Çarşamba, Şubat 04, 2009

OSMAN DEMİRCİ HOCA EFENDİ HAYATI

Âlimin ölümü âlemin ölümü gibidir



Hz. Peygamber, “Bir memlekette ulema ile ümera yani âlimler ile idareciler arasında uyum olursa, o memleket huzur ve emniyete kavuşur; aksi takdirde düzen sarsılır ve huzur bozulur.” buyurmuş.



İşte 19 Ağustos Perşembe sabahı, Türkiye, memlekette huzurun temel taşlarından birini kaybetti ve maalesef bu zat, âlimler cephesinden biriydi: Osman Demirci Hoca'mız. Bütün ömrünü ilme, ilim adamlarına ve Kur'an'ın düsturlarını anlatmaya vakfeden hocamız, 77 yaşında Rabbinin Darü's-Selam'a olan davetine icabet etti.

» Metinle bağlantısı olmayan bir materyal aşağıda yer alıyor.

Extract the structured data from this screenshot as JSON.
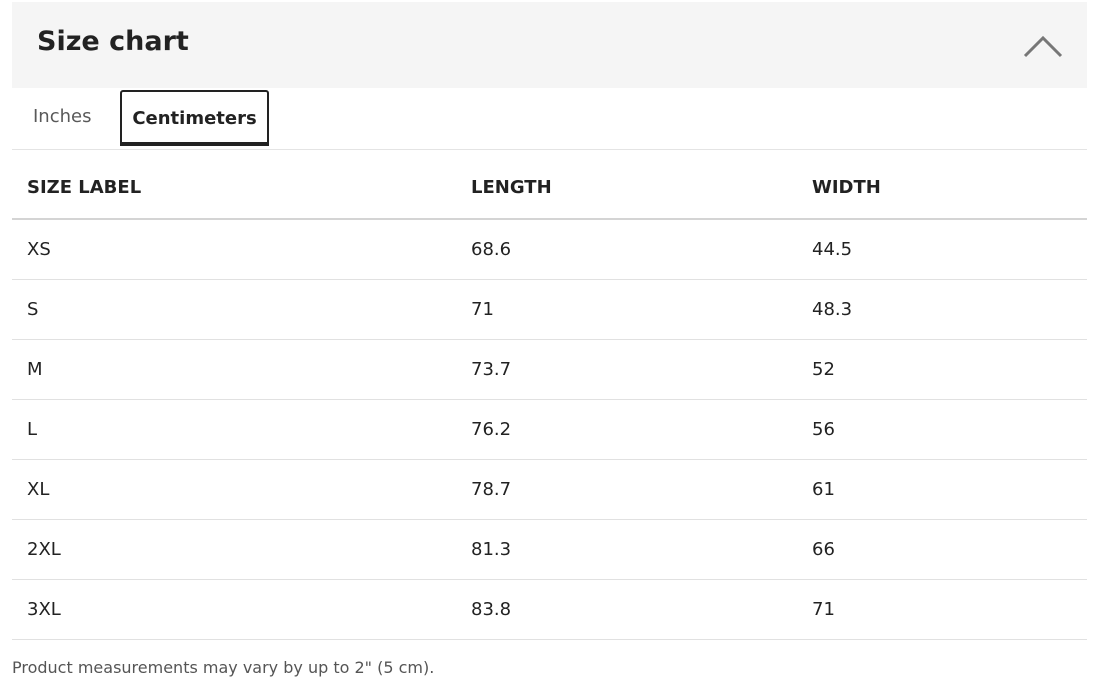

Osman Demirci Hoca'mız, 1927 yılında Erzurum'un Ovacık nahiyesi Sırlı köyünde dünyaya gelmiş ve hafızlığını kendi köyünde tamamlamıştı. Kur'an'ın her ayetini Fâtiha gibi okurdu. On yılın üzerinde Suffa Vakfı'nda yaptığımız iman ve Kur'an dersleri sırasında benim hafızlığımın zayıflaması sebebiyle hatırlayamadığım ayetleri, “Eğer aranızda genç hafızlar kalmadıysa ben yardım edeyim.” diyerek hemen hatırlar ve okurdu ve bundan da büyük lezzet alırdı.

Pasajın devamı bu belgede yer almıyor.